When I was a kid in Fort Lauderdale, my grandpa had a beautiful mahogany tree growing next to his carport/wood workshop. So far as I know, it’s still there. My bet is that it was the true “Cuban Mahogany” of legend, as the tree was likely planted in the 1950s.
There are old mahogany trees scattered here and there around South Florida. This one is growing a few blocks from my parents’ home in Fort Lauderdale:
Where I live now there are still quite a few mahogany trees, but international restrictions keep them from being harvested and sent to the US. I looked into sending some lumber to my brother and it seems that getting a permit is beyond me.
I can, however, use the boards myself. Here’s a little three-string guitar I’m building from a calabash gourd and some local mahogany.
The neck and top are mahogany. Note how light the wood is compared to the dark red-brown we normally associate with mahogany. The wood is more variable than one might think. It’s also a joy to work. Light, strong, easy to carve. I love it.
Here’s a close-up of the top so you can see the grain:
As you can see, I haven’t finished the wood yet. There is more sanding to do, but I’ll get there soon.
Real mahogany is a joy to work. I saved some broken pieces of mahogany furniture from the old house on the lot where we garden and I’ve been using those pieces for little projects as well. The older wood is dark and dry and very easy to shape.
When we get land, I’ll have to plant a mahogany tree in memory of Grandpa.
Looks interesting, like a bowlback mandolin. How do you determine size and placement of the sound holes?
I had the cabinet maker use mahogany for all the cabinets in my house. They are beautiful. When he brought samples for me to look at he pulled out the mahogany last. I swear it had a heavenly glow. I ended up having to postpone the build for three months so that I could have time to save up the extra money. Well worth the wait and the money. Even now, ten years later I look at these cabinets and think they are the most beautiful things in my house.
Neat little…guitarlin?…mandotar?, well whatever, looks good.
Interesting article you linked. Some of the substitute woods looked pretty good in their own right. Some years ago I bought the wife a bedside table from an antique store & the saleslady said it was mahogany. I assumed that was nonsense but maybe…
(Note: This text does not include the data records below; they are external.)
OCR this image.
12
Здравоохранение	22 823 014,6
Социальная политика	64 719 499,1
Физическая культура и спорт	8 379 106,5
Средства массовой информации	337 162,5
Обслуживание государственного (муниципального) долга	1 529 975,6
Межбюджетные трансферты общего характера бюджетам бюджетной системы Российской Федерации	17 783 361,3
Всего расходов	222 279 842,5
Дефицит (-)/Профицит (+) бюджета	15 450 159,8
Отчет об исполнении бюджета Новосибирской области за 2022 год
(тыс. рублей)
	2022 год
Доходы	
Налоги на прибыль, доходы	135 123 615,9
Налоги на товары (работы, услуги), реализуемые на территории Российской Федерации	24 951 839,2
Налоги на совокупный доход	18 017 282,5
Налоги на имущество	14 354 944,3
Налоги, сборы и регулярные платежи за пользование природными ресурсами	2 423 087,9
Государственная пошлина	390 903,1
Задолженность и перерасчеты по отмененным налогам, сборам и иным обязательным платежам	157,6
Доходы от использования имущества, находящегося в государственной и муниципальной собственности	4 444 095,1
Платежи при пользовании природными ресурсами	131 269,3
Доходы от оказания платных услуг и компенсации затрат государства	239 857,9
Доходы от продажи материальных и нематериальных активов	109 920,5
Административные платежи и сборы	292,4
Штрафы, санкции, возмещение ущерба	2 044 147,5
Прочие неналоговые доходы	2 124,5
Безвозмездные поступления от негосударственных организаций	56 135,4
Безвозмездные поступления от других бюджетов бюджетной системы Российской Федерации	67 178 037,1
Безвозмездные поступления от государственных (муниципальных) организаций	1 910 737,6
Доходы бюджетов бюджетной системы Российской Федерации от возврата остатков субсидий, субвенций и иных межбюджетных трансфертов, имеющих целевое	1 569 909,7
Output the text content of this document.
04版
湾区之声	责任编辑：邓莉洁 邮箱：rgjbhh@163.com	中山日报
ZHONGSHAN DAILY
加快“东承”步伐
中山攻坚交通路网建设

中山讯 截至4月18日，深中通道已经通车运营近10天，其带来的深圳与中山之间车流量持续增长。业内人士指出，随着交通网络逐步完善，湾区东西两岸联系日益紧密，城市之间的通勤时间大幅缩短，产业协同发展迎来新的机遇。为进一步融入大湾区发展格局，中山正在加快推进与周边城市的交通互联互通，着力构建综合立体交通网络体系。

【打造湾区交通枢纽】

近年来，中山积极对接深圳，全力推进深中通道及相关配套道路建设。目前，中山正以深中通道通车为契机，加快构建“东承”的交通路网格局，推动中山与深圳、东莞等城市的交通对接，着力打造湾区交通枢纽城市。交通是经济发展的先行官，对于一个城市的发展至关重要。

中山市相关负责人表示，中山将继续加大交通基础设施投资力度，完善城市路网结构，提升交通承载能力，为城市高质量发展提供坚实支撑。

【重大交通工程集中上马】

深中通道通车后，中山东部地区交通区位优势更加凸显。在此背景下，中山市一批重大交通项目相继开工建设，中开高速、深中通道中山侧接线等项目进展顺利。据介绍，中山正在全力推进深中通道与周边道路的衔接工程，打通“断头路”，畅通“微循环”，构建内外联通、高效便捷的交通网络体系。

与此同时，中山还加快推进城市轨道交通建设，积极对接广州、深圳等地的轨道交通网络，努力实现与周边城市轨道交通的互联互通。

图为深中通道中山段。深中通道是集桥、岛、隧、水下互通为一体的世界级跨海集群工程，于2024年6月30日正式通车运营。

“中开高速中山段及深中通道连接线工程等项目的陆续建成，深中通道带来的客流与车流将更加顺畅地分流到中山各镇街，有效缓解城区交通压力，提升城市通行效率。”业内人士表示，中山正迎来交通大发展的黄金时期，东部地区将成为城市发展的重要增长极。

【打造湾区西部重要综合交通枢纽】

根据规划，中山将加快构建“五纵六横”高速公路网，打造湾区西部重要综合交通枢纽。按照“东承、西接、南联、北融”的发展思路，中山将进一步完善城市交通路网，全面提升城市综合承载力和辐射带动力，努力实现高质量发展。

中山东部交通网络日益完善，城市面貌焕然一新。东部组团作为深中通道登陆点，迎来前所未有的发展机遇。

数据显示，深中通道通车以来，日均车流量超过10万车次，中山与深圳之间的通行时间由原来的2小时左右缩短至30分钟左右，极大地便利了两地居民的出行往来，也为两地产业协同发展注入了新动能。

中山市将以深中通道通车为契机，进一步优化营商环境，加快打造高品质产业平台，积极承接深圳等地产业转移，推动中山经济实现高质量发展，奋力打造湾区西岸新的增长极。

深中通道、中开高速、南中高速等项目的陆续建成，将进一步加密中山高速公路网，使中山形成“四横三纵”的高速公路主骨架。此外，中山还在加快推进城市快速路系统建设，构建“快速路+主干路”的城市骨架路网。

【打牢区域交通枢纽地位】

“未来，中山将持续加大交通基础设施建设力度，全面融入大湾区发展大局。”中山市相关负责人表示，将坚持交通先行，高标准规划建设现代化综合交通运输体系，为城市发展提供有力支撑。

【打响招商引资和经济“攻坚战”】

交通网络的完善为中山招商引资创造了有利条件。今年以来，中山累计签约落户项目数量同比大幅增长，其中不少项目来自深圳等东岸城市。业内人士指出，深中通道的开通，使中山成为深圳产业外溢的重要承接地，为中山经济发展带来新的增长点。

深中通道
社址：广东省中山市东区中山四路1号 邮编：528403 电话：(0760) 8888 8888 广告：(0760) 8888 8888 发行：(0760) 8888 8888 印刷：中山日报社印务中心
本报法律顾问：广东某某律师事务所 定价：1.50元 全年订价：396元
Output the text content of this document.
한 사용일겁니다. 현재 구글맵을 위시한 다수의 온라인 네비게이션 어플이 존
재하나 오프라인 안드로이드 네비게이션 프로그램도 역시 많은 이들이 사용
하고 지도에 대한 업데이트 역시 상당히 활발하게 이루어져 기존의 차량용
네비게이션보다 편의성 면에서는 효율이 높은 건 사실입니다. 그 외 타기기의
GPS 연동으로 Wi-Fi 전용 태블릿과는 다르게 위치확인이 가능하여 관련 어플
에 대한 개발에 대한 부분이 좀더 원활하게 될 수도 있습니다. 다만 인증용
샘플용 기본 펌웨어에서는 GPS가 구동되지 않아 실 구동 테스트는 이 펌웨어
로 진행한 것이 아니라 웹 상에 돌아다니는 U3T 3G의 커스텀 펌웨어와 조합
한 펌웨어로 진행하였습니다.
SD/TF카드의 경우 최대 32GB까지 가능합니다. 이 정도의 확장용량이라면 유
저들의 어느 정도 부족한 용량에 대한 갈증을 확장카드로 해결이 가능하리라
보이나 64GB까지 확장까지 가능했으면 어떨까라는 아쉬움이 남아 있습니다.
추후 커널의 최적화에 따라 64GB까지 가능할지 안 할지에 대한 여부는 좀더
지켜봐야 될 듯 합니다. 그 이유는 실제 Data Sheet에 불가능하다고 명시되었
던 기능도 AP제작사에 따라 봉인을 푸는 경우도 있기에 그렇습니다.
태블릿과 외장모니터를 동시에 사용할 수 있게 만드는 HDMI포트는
And now I have to hop on my hobbyhorse & ask: How are you going to finish it?
I’m a little obsessed with finishes at the moment, especially traditional ones, so forgive me.
One basic formula I keep running into (for instruments) is: resin (mastic, e.g.), linseed oil, & turpentine.
You said mahogany is lighter than we think of. Oh yeah. But also, mahogany darkens over time. It’s not the stain that darkens, but the wood itself. If you repair or match older pieces, it’s tricky, because you can match it today, but 20 years later the repair is darker than it was and will no longer match. My guess is that’s why the convention is to stain mahogany really dark – so later repairs and replacements to sets are possible. (Cuban mahogany is darker than what is available now, but when I’ve refinished older things, they come out noticeably lighter, just from lifting finish with acetone or alcohol, no sanding off the top layer, and tend to have dark stain that lifts with the finish.)
Good idea. It is amazing how wood color changes. People love purple heart… but keeping that purple is like grasping the wind!